6 threads (BLAS.set_num_threads(6)):

@benchmark svd(A)
BenchmarkTools.Trial: 
  memory estimate:  45.90 MiB
  allocs estimate:  13
  --------------
  minimum time:     108.813 ms (4.38% GC)
  median time:      111.913 ms (0.24% GC)
  mean time:        114.318 ms (1.39% GC)
  maximum time:     154.178 ms (0.23% GC)
  --------------
  samples:          44
  evals/sample:     1

OPENBLAS:

single thread:

> A = rand(1000,1000)
>@benchmark svd(A)
BenchmarkTools.Trial: 
  memory estimate:  45.90 MiB
  allocs estimate:  13
  --------------
  minimum time:     322.695 ms (0.19% GC)
  median time:      356.963 ms (1.86% GC)
  mean time:        353.865 ms (3.56% GC)
  maximum time:     385.039 ms (8.32% GC)
  --------------
  samples:          15
  evals/sample:     1

6 threads:

>A = rand(1000,1000)
>@benchmark svd(A)
BenchmarkTools.Trial: 
  memory estimate:  45.90 MiB
  allocs estimate:  13
  --------------
  minimum time:     182.592 ms (3.35% GC)
  median time:      202.389 ms (3.40% GC)
  mean time:        212.733 ms (5.51% GC)
  maximum time:     251.271 ms (3.24% GC)
  --------------
  samples:          24
  evals/sample:     1

It seems using MKL is indeed faster than OPENBLAS.
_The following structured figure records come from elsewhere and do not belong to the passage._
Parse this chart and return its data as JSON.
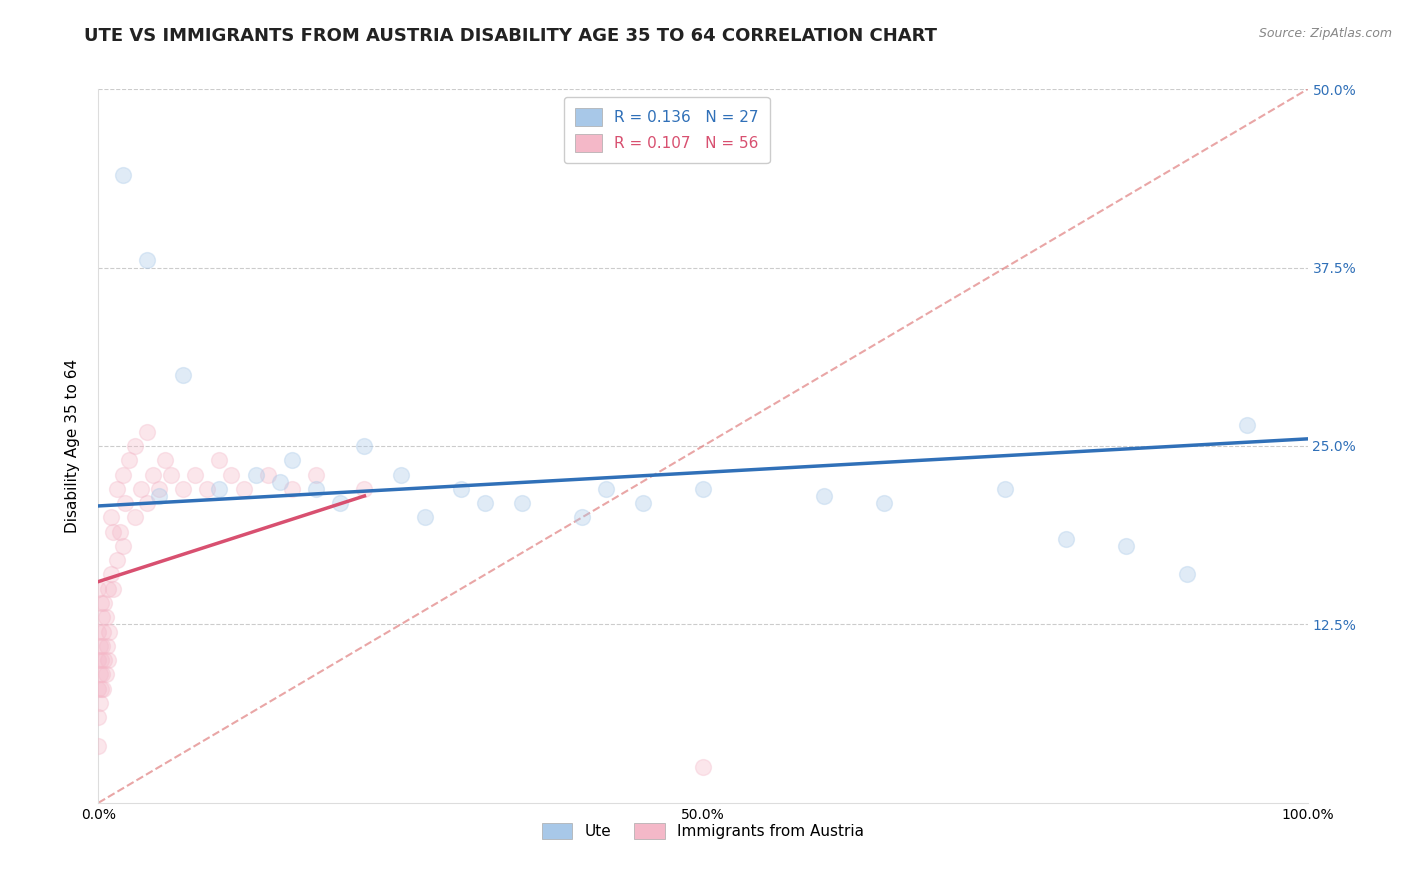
{
  "title": "UTE VS IMMIGRANTS FROM AUSTRIA DISABILITY AGE 35 TO 64 CORRELATION CHART",
  "source": "Source: ZipAtlas.com",
  "ylabel": "Disability Age 35 to 64",
  "ute_R": 0.136,
  "ute_N": 27,
  "austria_R": 0.107,
  "austria_N": 56,
  "ute_color": "#a8c8e8",
  "austria_color": "#f4b8c8",
  "ute_line_color": "#3070b8",
  "austria_line_color": "#d85070",
  "diagonal_color": "#e08080",
  "background_color": "#ffffff",
  "grid_color": "#cccccc",
  "xlim": [
    0,
    1.0
  ],
  "ylim": [
    0,
    0.5
  ],
  "yticks": [
    0.0,
    0.125,
    0.25,
    0.375,
    0.5
  ],
  "ytick_labels": [
    "",
    "12.5%",
    "25.0%",
    "37.5%",
    "50.0%"
  ],
  "xticks": [
    0.0,
    0.25,
    0.5,
    0.75,
    1.0
  ],
  "xtick_labels": [
    "0.0%",
    "",
    "50.0%",
    "",
    "100.0%"
  ],
  "title_fontsize": 13,
  "axis_label_fontsize": 11,
  "tick_fontsize": 10,
  "legend_fontsize": 11,
  "marker_size": 130,
  "marker_alpha": 0.35,
  "ute_x": [
    0.02,
    0.04,
    0.07,
    0.1,
    0.13,
    0.16,
    0.18,
    0.2,
    0.22,
    0.25,
    0.27,
    0.3,
    0.32,
    0.4,
    0.42,
    0.45,
    0.5,
    0.6,
    0.65,
    0.75,
    0.8,
    0.85,
    0.9,
    0.95,
    0.05,
    0.15,
    0.35
  ],
  "ute_y": [
    0.44,
    0.38,
    0.3,
    0.22,
    0.23,
    0.24,
    0.22,
    0.21,
    0.25,
    0.23,
    0.2,
    0.22,
    0.21,
    0.2,
    0.22,
    0.21,
    0.22,
    0.215,
    0.21,
    0.22,
    0.185,
    0.18,
    0.16,
    0.265,
    0.215,
    0.225,
    0.21
  ],
  "austria_x": [
    0.0,
    0.0,
    0.0,
    0.0,
    0.0,
    0.0,
    0.001,
    0.001,
    0.001,
    0.002,
    0.002,
    0.002,
    0.003,
    0.003,
    0.003,
    0.004,
    0.004,
    0.005,
    0.005,
    0.006,
    0.006,
    0.007,
    0.008,
    0.008,
    0.009,
    0.01,
    0.01,
    0.012,
    0.012,
    0.015,
    0.015,
    0.018,
    0.02,
    0.02,
    0.022,
    0.025,
    0.03,
    0.03,
    0.035,
    0.04,
    0.04,
    0.045,
    0.05,
    0.055,
    0.06,
    0.07,
    0.08,
    0.09,
    0.1,
    0.11,
    0.12,
    0.14,
    0.16,
    0.18,
    0.22,
    0.5
  ],
  "austria_y": [
    0.04,
    0.06,
    0.08,
    0.1,
    0.12,
    0.15,
    0.07,
    0.09,
    0.11,
    0.08,
    0.1,
    0.14,
    0.09,
    0.11,
    0.13,
    0.08,
    0.12,
    0.1,
    0.14,
    0.09,
    0.13,
    0.11,
    0.1,
    0.15,
    0.12,
    0.16,
    0.2,
    0.15,
    0.19,
    0.17,
    0.22,
    0.19,
    0.18,
    0.23,
    0.21,
    0.24,
    0.2,
    0.25,
    0.22,
    0.21,
    0.26,
    0.23,
    0.22,
    0.24,
    0.23,
    0.22,
    0.23,
    0.22,
    0.24,
    0.23,
    0.22,
    0.23,
    0.22,
    0.23,
    0.22,
    0.025
  ]
}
However, they are still not comparable with matlab. for matlab, the results are:

single thread (by run matlab singleCompThread):

>>A = rand(1000,1000);
>>tic; svd(A);toc
Elapsed time is 0.154609 seconds.

6 threads (run matlab directly):

>> A = rand(1000,1000);
>> tic; svd(A); toc
Elapsed time is 0.074904 seconds.

It turns out matlab still works better than Julia +MKL. The tests are done on Ubuntu, and my julia is compiled from source with MKL. I am not quite sure why julia is still slower, I would be super happy if someone give me some hints. Maybe because the way Julia deals with threads?


#11

In matlab, svd computes only the singular values S when called in an expression (nargout=1). In julia this is the svdvals() function which is much faster. If you want to compare like with like, I think you need svd(A) in julia (which computes the “thin” SVD containing U,S,V factors in a factorization object) and [U,S,V] = SVD(A,'econ') in matlab.
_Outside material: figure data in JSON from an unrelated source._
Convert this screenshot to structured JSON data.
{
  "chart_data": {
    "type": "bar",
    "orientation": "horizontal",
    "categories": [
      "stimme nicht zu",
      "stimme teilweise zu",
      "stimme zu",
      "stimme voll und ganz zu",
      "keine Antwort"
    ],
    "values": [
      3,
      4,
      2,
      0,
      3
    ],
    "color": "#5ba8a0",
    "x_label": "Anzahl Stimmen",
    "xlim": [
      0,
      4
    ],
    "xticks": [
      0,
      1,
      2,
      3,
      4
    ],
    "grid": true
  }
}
Edit edit: I thought I should check what matlab does when called without outputs (presumably nargout=0). It seems the implicit ans variable is involved in a nontrivial way and the user can set or not set it depending on logic in their function :man_facepalming:. To quote…

If you check for a nargout value of 0 within a function and you specify the value of the output, MATLAB populates ans . However, if you check nargout and do not specify a value for the output, then MATLAB does not modify ans .


#12

Indeed on my machine:

numElements = 1000;

mA = randn(numElements, numElements );
hF = @() svd(mA, 'econ');
hG = @() svd(mA);

timeit(hF, 3)
timeit(hG, 3)
timeit(hG)

Yields:

ans =

    0.1601

ans =

    0.1608

ans =

    0.0781

@Baicai_Xiao, Could you try my code above on your MATLAB?

Regarding MKL, Those are a “Must” videos for proper integration:

I wonder if this is the way Julia integrates MKL.


#13

I ran your code in my machine and got similar results
`ans =

0.1109

ans =

0.1149

ans =

0.0555`

@Chris_Foster You are right, it is because I am not comparing the same thing. I am not a heavy matlab user, I didn’t realize the difference before. Thank you for pointing this out.